Dear initiated members,
Congratulations on your new members!
You all have an incredible opportunity as well as an incredible responsibility ahead of you. Your role is to help shape new members into being a better version of themselves through the fraternity/sorority life experience. However, you are also responsible for how they are treated as new members of your organization. As a leader and role model for new members, you should be helping them develop their strengths and gain skills that they may be lacking.
You are essentially their older brother or sister while at school. You are their family! Please treat your new members like you would treat your own biological brother or sister. Look out for them. Notice when they aren’t sleeping or when they’re only sleeping. Notice when they are struggling in school or struggling socially. Notice when they are sick. Especially notice when they are going overboard with their college experience. Everyone should be able to work hard and enjoy themselves in their down time. But help your new brothers and sisters determine their limits, and make sure you get them medical attention should they ever need it. Guide them with what you’ve learned along the way. Hold them accountable for their slip-ups, and like a parent or older sibling, let them learn. But always do it with kindness and concern for their well-being, their future and the future of your organization.
Remember you are in school to better your future—do not let yourself or anyone else jeopardize that through reckless behavior. What you do is a reflection on you and your organization. If someone is not a good fit for your organization and becomes a risk factor through their actions, you need to speak up and make sure the situation is dealt with appropriately, which may include that person’s removal from your organization. Do not allow hazing in any form and put a stop to inappropriate behavior, especially a sexual assault, drug use or alcohol abuse. Stepping up and calling out a peer who is engaging in risky or inappropriate behavior is not always easy or even the popular choice; however, it is always the right choice. Taking action takes courage and you will learn valuable life lessons if you do the right thing.
You should be a role model, a friend, an ally, the person who builds someone up instead of tearing them down. You could be someone’s fond memory or even the person who helped turn someone’s life around. Or you could be the person that someone resents. It is your choice! You may never even know how your kindness or guidance may have helped one of your members, but it will come back to you.
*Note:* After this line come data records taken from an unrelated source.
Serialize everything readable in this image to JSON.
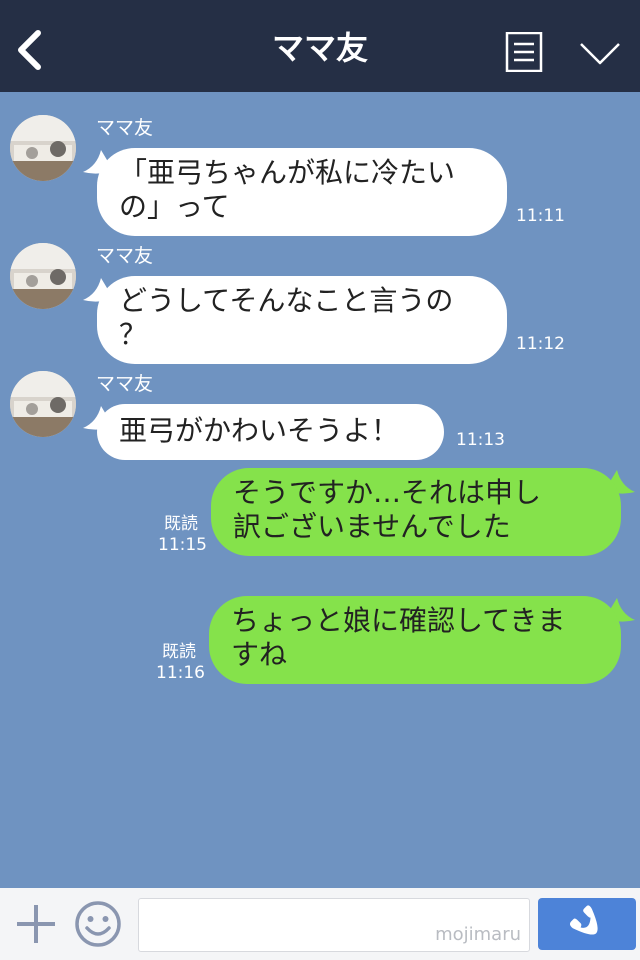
{
  "header": {
    "title": "ママ友",
    "back_icon": "chevron-left-icon",
    "menu_icon": "menu-icon",
    "dropdown_icon": "chevron-down-icon"
  },
  "messages": [
    {
      "direction": "in",
      "sender": "ママ友",
      "text": "「亜弓ちゃんが私に冷たい\nの」って",
      "time": "11:11"
    },
    {
      "direction": "in",
      "sender": "ママ友",
      "text": "どうしてそんなこと言うの\n？",
      "time": "11:12"
    },
    {
      "direction": "in",
      "sender": "ママ友",
      "text": "亜弓がかわいそうよ！",
      "time": "11:13"
    },
    {
      "direction": "out",
      "status": "既読",
      "text": "そうですか…それは申し\n訳ございませんでした",
      "time": "11:15"
    },
    {
      "direction": "out",
      "status": "既読",
      "text": "ちょっと娘に確認してきま\nすね",
      "time": "11:16"
    }
  ],
  "input_bar": {
    "plus_icon": "plus-icon",
    "emoji_icon": "smiley-icon",
    "input_value": "",
    "watermark": "mojimaru",
    "call_icon": "phone-icon"
  },
  "colors": {
    "header_bg": "#252f45",
    "chat_bg": "#6f93c1",
    "incoming_bubble": "#ffffff",
    "outgoing_bubble": "#85e24b",
    "call_button": "#4d83d8"
  }
}
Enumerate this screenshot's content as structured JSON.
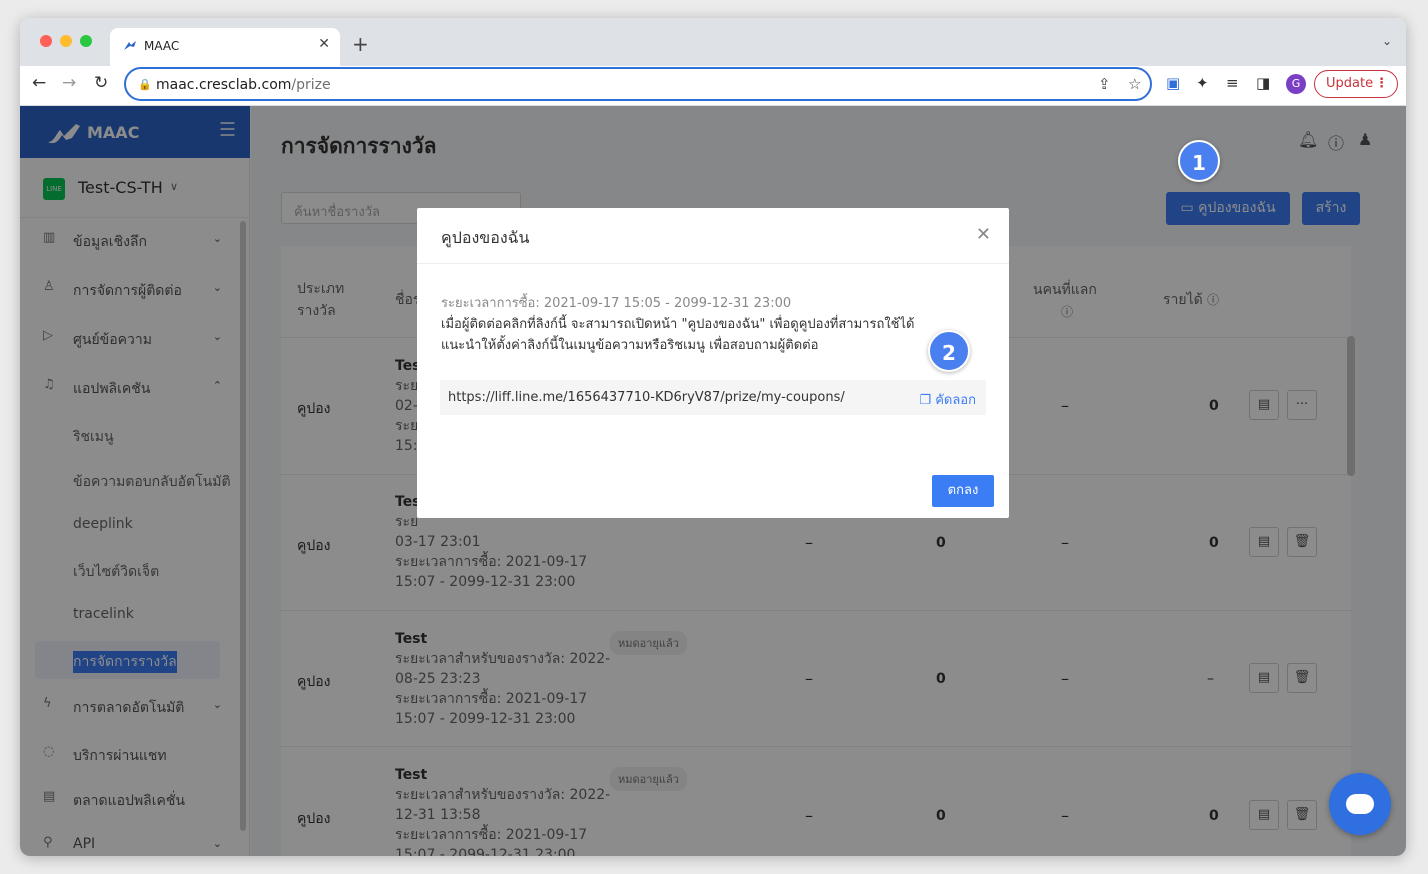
{
  "browser": {
    "tab_title": "MAAC",
    "url_host": "maac.cresclab.com",
    "url_path": "/prize",
    "profile_initial": "G",
    "update_label": "Update"
  },
  "sidebar": {
    "brand": "MAAC",
    "account": "Test-CS-TH",
    "menu": [
      {
        "label": "ข้อมูลเชิงลึก",
        "icon": "chart-icon"
      },
      {
        "label": "การจัดการผู้ติดต่อ",
        "icon": "user-icon"
      },
      {
        "label": "ศูนย์ข้อความ",
        "icon": "send-icon"
      },
      {
        "label": "แอปพลิเคชัน",
        "icon": "bell-icon"
      },
      {
        "label": "การตลาดอัตโนมัติ",
        "icon": "bolt-icon"
      },
      {
        "label": "บริการผ่านแชท",
        "icon": "chat-icon"
      },
      {
        "label": "ตลาดแอปพลิเคชั่น",
        "icon": "store-icon"
      },
      {
        "label": "API",
        "icon": "api-icon"
      }
    ],
    "subitems": [
      "ริชเมนู",
      "ข้อความตอบกลับอัตโนมัติ",
      "deeplink",
      "เว็บไซต์วิดเจ็ต",
      "tracelink",
      "การจัดการรางวัล"
    ]
  },
  "page": {
    "title": "การจัดการรางวัล",
    "search_placeholder": "ค้นหาชื่อรางวัล",
    "my_coupons_button": "คูปองของฉัน",
    "create_button": "สร้าง",
    "headers": {
      "type_line1": "ประเภท",
      "type_line2": "รางวัล",
      "name": "ชื่อร",
      "redeemers": "นคนที่แลก",
      "revenue": "รายได้"
    },
    "rows": [
      {
        "type": "คูปอง",
        "name": "Tes",
        "lines": [
          "ระย",
          "02-",
          "ระย",
          "15:"
        ],
        "revenue": "0"
      },
      {
        "type": "คูปอง",
        "name": "Tes",
        "lines": [
          "ระย",
          "03-17 23:01",
          "ระยะเวลาการซื้อ: 2021-09-17",
          "15:07 - 2099-12-31 23:00"
        ],
        "col3": "0",
        "revenue": "0"
      },
      {
        "type": "คูปอง",
        "name": "Test",
        "lines": [
          "ระยะเวลาสำหรับของรางวัล: 2022-",
          "08-25 23:23",
          "ระยะเวลาการซื้อ: 2021-09-17",
          "15:07 - 2099-12-31 23:00"
        ],
        "tag": "หมดอายุแล้ว",
        "col3": "0",
        "revenue": "–"
      },
      {
        "type": "คูปอง",
        "name": "Test",
        "lines": [
          "ระยะเวลาสำหรับของรางวัล: 2022-",
          "12-31 13:58",
          "ระยะเวลาการซื้อ: 2021-09-17",
          "15:07 - 2099-12-31 23:00"
        ],
        "tag": "หมดอายุแล้ว",
        "col3": "0",
        "revenue": "0"
      }
    ],
    "dash": "–"
  },
  "modal": {
    "title": "คูปองของฉัน",
    "period": "ระยะเวลาการซื้อ: 2021-09-17 15:05 - 2099-12-31 23:00",
    "desc_line1": "เมื่อผู้ติดต่อคลิกที่ลิงก์นี้ จะสามารถเปิดหน้า \"คูปองของฉัน\" เพื่อดูคูปองที่สามารถใช้ได้",
    "desc_line2": "แนะนำให้ตั้งค่าลิงก์นี้ในเมนูข้อความหรือริชเมนู เพื่อสอบถามผู้ติดต่อ",
    "link": "https://liff.line.me/1656437710-KD6ryV87/prize/my-coupons/",
    "copy_label": "คัดลอก",
    "ok_label": "ตกลง"
  },
  "badges": [
    "1",
    "2"
  ]
}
We have learned over the years that when you help people succeed, others will help you in return.
Always keep this in mind: how would you want your younger brother or sister to be treated? Your members and new members are someone’s children, siblings, cousins, friends—please consider the impacts and repercussions of your actions and the actions of your fellow members.
You most likely cannot undo things when something goes wrong, so avoid situations that could potentially result in something that would damage you or someone else.
In our son Tim’s situation, people did not value him or value his life. No one had his back. No one cared to make sure he got medical attention when he desperately needed it after being hazed. Tim lost his life because of meanness, cruelty and indifference. He would have been an incredible asset to the organization. He would have been the loyal friend, the study partner, the teammate, the workout buddy, the source of fun and laughs, the go-to person if someone needed to talk. And he would have done admirable things with his life by helping people, especially children, by designing prosthetics. He had so much potential, and it was snuffed out so unnecessarily with his death, which hurt so many people.
Please strive to be the good that Tim would have been and the protector of those who need it, like he was. He wanted to be the role model for those younger than him and help people, all while making them smile and laugh. Please make sure nothing like this happens again and “Live Like Tim!”
You may not bond with every single person in your organization and you don’t need to be best friends with everyone, but you are part of this incredible network that may serve you for the rest of your life. Some of these people may be in your wedding. Some of these people may help with a job search or in other ways throughout your career. The leadership and interpersonal skills that you develop in college and in your organization will serve you well in your future career and relationships. Respect yourself and be respected by others. Hold yourself and your fellow members to a high standard. Live by your creed and become better people, making the world a better place for having been in it. Remember how important you are to your parents, family and friends and do your best to make them proud of you. And remember that kindness matters!